Lieutenant Cooke Tylden Patterson, of the Light Division, was struck on the left breast by a musket-ball, on the morning of the 15th of July, 1813, in front of the village of Vera, in the Pyrenees. He fell on his back breathless, as if he were killed. While waiting the order to advance, he had been reading Gil Blas in Spanish, and on receiving it, had hastily put the book in the breast pocket of his coat. The ball had struck this, but, unable to penetrate it, had fallen on the ground at his feet, completely flattened on one side, and marked with the impression of the braid of his coat. A piece of the cover of the book, about the size of a half-crown, was driven in, and the leaves throughout were indented by the ball. It was some days before the effects of the blow entirely subsided.
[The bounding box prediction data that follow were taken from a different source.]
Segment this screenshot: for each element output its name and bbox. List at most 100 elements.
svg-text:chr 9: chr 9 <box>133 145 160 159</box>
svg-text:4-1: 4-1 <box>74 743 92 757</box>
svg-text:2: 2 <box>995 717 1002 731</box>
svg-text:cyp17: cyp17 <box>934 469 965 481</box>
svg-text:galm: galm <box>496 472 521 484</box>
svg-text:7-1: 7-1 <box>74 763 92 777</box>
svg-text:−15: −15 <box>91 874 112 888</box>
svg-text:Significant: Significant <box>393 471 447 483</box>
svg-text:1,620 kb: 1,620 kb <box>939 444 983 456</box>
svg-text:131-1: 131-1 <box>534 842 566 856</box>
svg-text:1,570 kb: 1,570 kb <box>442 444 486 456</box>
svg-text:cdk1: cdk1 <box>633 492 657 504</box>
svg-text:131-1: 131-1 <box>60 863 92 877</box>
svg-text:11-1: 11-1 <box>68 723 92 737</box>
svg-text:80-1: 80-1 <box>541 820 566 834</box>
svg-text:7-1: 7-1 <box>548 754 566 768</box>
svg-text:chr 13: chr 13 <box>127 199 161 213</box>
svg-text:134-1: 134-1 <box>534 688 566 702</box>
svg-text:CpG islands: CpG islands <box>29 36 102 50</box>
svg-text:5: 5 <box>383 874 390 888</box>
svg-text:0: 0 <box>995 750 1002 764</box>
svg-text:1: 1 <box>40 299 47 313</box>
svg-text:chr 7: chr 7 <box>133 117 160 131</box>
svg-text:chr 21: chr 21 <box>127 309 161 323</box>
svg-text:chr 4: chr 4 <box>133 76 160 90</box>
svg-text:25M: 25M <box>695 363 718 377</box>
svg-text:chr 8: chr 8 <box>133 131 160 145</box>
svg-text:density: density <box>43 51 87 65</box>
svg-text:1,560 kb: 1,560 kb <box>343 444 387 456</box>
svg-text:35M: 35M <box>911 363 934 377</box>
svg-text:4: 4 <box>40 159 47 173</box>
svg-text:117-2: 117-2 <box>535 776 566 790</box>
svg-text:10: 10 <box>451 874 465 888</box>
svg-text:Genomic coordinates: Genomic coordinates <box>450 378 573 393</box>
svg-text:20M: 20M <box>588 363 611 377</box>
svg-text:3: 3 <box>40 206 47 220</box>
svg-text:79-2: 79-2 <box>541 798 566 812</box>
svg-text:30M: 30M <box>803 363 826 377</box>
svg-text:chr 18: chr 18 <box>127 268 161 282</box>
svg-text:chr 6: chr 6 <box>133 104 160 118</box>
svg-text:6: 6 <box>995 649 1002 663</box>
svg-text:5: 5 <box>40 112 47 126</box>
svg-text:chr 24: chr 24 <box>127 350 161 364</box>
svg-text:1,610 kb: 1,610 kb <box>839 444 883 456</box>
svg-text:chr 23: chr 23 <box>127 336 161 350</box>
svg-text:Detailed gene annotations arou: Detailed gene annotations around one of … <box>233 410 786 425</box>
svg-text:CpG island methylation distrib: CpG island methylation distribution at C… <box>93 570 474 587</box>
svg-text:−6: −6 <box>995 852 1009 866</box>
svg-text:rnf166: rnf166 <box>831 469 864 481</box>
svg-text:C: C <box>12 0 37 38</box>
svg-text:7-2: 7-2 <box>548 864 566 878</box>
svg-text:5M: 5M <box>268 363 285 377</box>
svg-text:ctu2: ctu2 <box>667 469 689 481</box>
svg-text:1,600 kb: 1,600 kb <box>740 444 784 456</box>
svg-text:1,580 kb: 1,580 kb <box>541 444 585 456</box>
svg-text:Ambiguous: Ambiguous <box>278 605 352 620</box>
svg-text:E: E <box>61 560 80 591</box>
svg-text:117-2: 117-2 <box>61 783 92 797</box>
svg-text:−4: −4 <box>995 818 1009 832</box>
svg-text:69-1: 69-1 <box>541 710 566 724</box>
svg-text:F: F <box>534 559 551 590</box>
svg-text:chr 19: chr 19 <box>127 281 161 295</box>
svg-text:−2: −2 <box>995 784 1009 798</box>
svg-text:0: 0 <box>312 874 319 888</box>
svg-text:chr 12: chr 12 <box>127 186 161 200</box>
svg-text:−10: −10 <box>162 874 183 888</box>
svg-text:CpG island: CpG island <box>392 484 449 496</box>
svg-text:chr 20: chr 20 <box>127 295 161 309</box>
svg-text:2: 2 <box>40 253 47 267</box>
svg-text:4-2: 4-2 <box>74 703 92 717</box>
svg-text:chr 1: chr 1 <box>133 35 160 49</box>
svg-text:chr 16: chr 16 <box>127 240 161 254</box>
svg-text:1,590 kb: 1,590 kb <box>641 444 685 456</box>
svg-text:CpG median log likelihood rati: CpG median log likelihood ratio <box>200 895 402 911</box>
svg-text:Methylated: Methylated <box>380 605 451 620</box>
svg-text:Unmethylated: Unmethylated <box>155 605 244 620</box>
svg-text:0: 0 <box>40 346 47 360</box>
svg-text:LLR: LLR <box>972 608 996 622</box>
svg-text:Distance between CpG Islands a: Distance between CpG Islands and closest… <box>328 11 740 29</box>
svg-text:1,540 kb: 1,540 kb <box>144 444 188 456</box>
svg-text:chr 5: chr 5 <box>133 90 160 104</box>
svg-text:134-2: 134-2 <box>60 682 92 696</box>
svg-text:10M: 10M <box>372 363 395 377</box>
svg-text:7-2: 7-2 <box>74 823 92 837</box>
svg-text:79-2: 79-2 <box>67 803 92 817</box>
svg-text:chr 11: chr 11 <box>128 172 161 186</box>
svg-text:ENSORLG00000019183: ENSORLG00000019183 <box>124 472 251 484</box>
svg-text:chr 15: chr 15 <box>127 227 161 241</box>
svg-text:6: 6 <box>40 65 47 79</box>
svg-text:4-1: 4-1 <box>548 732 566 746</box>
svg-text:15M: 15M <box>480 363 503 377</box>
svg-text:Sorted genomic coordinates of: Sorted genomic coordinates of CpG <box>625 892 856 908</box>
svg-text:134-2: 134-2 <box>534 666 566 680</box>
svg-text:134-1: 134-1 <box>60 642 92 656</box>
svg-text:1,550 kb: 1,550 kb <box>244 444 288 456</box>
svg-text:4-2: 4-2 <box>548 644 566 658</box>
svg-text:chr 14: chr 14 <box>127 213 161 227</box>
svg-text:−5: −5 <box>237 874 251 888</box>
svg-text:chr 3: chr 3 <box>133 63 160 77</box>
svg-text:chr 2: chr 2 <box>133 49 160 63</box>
A soldier of the 97th Regiment was struck at the unsuccessful assault of Fort Christoval, opposite Badajos, by a musket-ball, which went through his brass breast-plate and coat, drove his shirt through the skin, and against the sternum, which it was not able to penetrate. He fell, and was supposed to be killed, but he soon recovered and ran to the rear. The ball was found flattened between his shirt and coat. The part of the chest was very black next day, the spot struck by the ball being much bruised. It was necessary to bleed him largely. When the integuments are painful, although merely bruised, the diluted tincture of arnica is a useful application, and Scheele’s hydrocyanic acid, six drops to an ounce of water, is said to be efficacious.
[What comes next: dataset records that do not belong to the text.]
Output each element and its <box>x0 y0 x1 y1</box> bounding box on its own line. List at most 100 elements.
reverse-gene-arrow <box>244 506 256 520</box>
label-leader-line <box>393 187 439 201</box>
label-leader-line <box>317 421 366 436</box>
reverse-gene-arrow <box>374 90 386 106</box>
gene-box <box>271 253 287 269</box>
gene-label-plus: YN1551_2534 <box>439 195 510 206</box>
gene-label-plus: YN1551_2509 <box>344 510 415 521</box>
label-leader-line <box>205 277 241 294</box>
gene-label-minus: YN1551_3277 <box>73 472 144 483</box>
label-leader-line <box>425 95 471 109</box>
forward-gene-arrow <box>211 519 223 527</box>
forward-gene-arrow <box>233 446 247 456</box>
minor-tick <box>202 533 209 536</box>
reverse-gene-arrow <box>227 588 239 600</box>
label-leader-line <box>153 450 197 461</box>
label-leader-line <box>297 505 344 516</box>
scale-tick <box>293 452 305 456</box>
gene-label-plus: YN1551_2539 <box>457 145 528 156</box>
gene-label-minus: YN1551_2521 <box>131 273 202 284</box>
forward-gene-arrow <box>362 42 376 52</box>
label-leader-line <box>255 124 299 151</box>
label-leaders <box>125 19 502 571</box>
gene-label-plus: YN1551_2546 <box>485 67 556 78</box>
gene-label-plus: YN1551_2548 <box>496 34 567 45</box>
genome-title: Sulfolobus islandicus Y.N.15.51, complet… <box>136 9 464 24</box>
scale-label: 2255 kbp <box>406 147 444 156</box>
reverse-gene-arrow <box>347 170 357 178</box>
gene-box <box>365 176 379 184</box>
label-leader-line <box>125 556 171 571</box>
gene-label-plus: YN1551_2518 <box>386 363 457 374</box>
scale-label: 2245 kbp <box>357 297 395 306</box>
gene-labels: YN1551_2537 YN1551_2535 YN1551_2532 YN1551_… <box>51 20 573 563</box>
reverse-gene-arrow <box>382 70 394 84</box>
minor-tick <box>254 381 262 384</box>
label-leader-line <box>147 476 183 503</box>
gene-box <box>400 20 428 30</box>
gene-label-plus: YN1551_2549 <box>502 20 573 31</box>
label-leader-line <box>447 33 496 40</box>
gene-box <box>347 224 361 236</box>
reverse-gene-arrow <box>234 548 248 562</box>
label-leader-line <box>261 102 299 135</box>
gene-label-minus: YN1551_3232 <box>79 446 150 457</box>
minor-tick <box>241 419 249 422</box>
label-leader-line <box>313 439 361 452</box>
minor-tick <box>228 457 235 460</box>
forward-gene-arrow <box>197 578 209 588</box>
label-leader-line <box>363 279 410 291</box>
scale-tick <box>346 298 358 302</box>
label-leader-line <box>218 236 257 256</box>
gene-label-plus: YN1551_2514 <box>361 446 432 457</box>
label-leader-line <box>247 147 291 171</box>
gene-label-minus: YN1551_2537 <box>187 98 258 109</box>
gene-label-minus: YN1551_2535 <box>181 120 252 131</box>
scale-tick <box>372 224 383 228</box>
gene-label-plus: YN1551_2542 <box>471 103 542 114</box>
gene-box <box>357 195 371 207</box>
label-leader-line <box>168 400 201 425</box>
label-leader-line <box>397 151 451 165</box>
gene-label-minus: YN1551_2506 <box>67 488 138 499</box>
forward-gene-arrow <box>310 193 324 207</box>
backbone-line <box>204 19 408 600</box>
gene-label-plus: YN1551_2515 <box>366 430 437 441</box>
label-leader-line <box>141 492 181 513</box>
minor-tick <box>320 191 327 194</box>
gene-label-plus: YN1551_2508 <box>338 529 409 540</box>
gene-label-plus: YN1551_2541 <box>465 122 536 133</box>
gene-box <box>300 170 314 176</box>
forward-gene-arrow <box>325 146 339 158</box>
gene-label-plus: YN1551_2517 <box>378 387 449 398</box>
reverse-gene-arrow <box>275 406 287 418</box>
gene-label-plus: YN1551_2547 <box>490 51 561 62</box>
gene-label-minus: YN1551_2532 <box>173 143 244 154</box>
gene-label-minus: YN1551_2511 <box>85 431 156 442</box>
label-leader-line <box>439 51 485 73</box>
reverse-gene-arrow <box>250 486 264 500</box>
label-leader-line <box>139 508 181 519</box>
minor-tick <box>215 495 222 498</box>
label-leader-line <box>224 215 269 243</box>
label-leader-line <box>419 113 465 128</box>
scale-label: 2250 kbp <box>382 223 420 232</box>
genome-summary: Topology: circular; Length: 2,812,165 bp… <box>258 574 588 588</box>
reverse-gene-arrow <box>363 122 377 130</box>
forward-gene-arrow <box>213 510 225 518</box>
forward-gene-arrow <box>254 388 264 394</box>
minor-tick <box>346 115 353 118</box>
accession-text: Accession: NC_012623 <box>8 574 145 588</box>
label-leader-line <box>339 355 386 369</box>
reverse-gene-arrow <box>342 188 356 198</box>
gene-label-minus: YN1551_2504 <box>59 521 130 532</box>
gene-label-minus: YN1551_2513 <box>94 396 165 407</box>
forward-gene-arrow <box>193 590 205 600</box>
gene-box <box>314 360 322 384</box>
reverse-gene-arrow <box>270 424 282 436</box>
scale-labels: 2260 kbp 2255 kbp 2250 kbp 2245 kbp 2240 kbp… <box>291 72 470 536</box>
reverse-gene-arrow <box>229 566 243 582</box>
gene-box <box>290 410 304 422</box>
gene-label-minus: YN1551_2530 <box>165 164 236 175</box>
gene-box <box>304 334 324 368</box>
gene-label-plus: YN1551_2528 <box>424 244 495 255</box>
Major Lightfoot was struck by a musket-ball on the left breast; it went through his clothes, the integuments and the outer part of the great pectoral muscle, and slanted inward for three inches toward the sternum, to which distance its track could be followed. It was evident that the ball had neither lodged nor penetrated, for no serious symptoms ensued. In all probability it had been ejected the way it went in by the elasticity of the cartilages of the ribs near the sternum.